Innerhalb der Polizei in der Schweiz gibt es unterschiedliche Möglichkeiten, die Karriere zu verfolgen. Nach der regulären Ausbildung ist beispielsweise die Arbeit im Streifendienst, aber auch ein Studium möglich. Im Laufe der Zeit haben die Mitarbeitenden die Option, in eine Spezialeinheit zu wechseln oder bei der Kriminalpolizei oder der Bundeskriminalpolizei zu arbeiten. Grundsätzlich hängt die Laufbahn von den Fähigkeiten und den eigenen Wünschen ab.
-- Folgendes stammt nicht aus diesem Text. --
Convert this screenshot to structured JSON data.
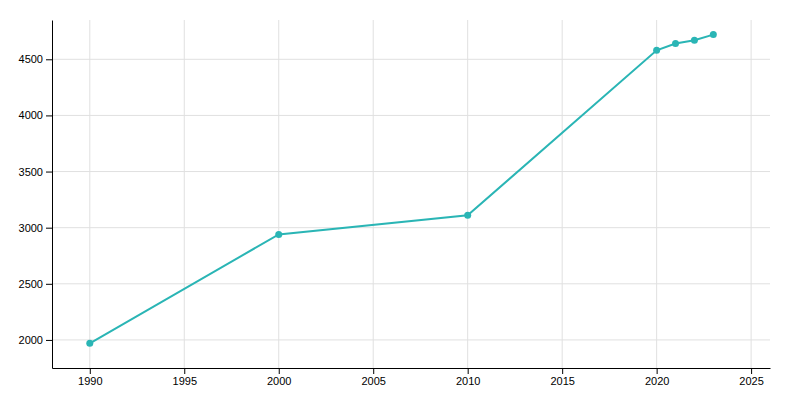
{
  "chart_data": {
    "type": "line",
    "x": [
      1990,
      2000,
      2010,
      2020,
      2021,
      2022,
      2023
    ],
    "values": [
      1970,
      2940,
      3110,
      4580,
      4640,
      4670,
      4720
    ],
    "color": "#2ab5b5",
    "marker": "circle",
    "xlim": [
      1988,
      2026
    ],
    "ylim": [
      1750,
      4850
    ],
    "xticks": [
      1990,
      1995,
      2000,
      2005,
      2010,
      2015,
      2020,
      2025
    ],
    "yticks": [
      2000,
      2500,
      3000,
      3500,
      4000,
      4500
    ],
    "grid": true
  }
}
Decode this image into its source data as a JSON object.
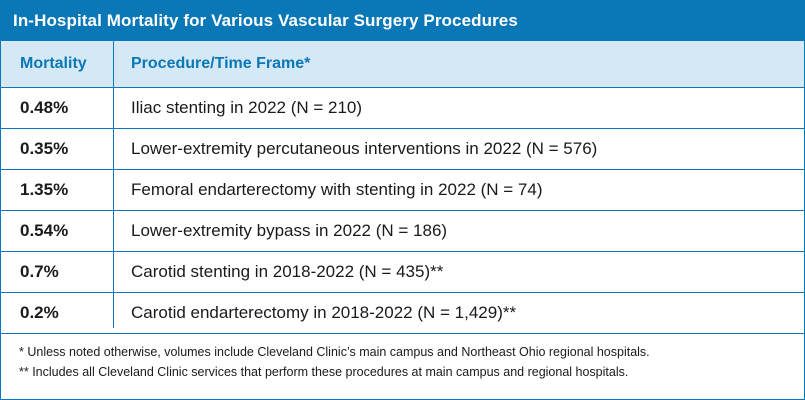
{
  "title": "In-Hospital Mortality for Various Vascular Surgery Procedures",
  "columns": {
    "mortality": "Mortality",
    "procedure": "Procedure/Time Frame*"
  },
  "rows": [
    {
      "mortality": "0.48%",
      "procedure": "Iliac stenting in 2022 (N = 210)"
    },
    {
      "mortality": "0.35%",
      "procedure": "Lower-extremity percutaneous interventions in 2022 (N = 576)"
    },
    {
      "mortality": "1.35%",
      "procedure": "Femoral endarterectomy with stenting in 2022 (N = 74)"
    },
    {
      "mortality": "0.54%",
      "procedure": "Lower-extremity bypass in 2022 (N = 186)"
    },
    {
      "mortality": "0.7%",
      "procedure": "Carotid stenting in 2018-2022 (N = 435)**"
    },
    {
      "mortality": "0.2%",
      "procedure": "Carotid endarterectomy in 2018-2022 (N = 1,429)**"
    }
  ],
  "footnotes": [
    "* Unless noted otherwise, volumes include Cleveland Clinic’s main campus and Northeast Ohio regional hospitals.",
    "** Includes all Cleveland Clinic services that perform these procedures at main campus and regional hospitals."
  ],
  "colors": {
    "accent": "#0a77b7",
    "header_fill": "#d5e8f5"
  }
}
Voraussetzungen für die Arbeit bei der Schweizer Polizei

Wer bei der Polizei Schweiz arbeiten möchte, muss Schweizer Staatsbürger sein und mindestens 21 Jahre alt sein. Eine abgeschlossene Lehre, ein Schulabschluss oder ein höherer Abschluss sind ebenso erforderlich, wie ein Führerausweis der Kategorie B. Bei der Sehschärfe gelten bestimmte Obergrenzen. Zudem benötigen die Auszubildenden einen einwandfreien Leumund und einen gesunden körperlichen Zustand. Wichtig sind eine gute sportliche Leistungsfähigkeit und gute Leistungen beim Schwimmen. Selbstverständlich gehören sehr gute Deutschkenntnisse und eine gute Allgemeinbildung zu den Voraussetzungen. Erwartet werden in den deutschsprachigen Kantonen mündliche Kenntnisse der französischen Sprache.

Bei einem Eignungstest werden die Fähigkeiten der Bewerber und Bewerberinnen genau geprüft. Zunächst ist ein Online-Test zu absolvieren, wobei die Teilnehmer nach erfolgreichem Abschluss die Möglichkeit erhalten, sich bei einer Polizeibehörde zu bewerben. In einem persönlichen Gespräch werden dann alle weiteren Optionen genau besprochen.